What I would like to do is build a run of plywood cabinets, just like
you would use in a kitchen. I am planning to set them a few inches off
the floor to make a toe-kick area. My idea is to have about five feet
of 24" deep cabinets on the left and three feet of 36" deep cabinets on
the right. The top will thus give me an L-shaped work surface. For a
top, I had been thinking two pieces of 1" plywood one on top of the
other, but some reading on the group has convinced me that a solid core
door might be an easier idea.
I want to do this because it will kill several birds with one stone. I
will get a decent bench out of it. I will also get lots of under-bench
storage space, which is at a premium in my 12'x12' shop. I will also
get practice in building plywood cabinets, which is good since items on
my Real Soon Now list include a new vanity for our bathroom and a new
island for our kitchen.
Okay, so the question is will this work? My gut is telling me that if I
build the cabinets in a modular way, from 3/4" plywood with 16" wide
modules and screw them together, loads on the top will see 1.5" of wood
every 16", which is roughly the same support structure as a 2x4 wall.

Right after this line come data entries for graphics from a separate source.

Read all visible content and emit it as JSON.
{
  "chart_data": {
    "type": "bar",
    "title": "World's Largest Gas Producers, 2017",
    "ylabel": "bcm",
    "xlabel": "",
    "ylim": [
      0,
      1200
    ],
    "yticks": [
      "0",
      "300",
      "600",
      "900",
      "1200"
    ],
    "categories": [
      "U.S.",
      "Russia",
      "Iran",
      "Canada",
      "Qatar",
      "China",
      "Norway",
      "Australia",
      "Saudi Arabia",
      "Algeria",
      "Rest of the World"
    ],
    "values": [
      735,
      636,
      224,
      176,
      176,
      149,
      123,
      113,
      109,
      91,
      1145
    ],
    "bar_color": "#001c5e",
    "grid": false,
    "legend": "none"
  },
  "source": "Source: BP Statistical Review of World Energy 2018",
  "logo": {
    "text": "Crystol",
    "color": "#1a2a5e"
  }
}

If I also screw them into a cleat on the wall, I think the structure
won't be likely to move. My gut tells me surely this will be strong
enough to use as a workbench, but every bench I see in books includes
massive 4x4 posts and gigantic mortise and tenon joints.
I expect to use the bench for joint making, assembly and finishing. I
expect the most rigourous things it will have to stand up to are
chopping hand-cut dovetails and planing nearly-finished stock (I have a
jointer and thicknesser for the rough stuff).
One final question... Assuming I do this, and use a solid core door as
the top, I will also want to put a 2x4 skirt around the top so I will
have a place to install a vise. Do I then need a solid wood door, so
I'll have something to fix the skirt to? I think if the door is
particle board or plywood on the inside, once I do my L-shaped cut out,
the inside of the door won't hold screws, or glue, or anything.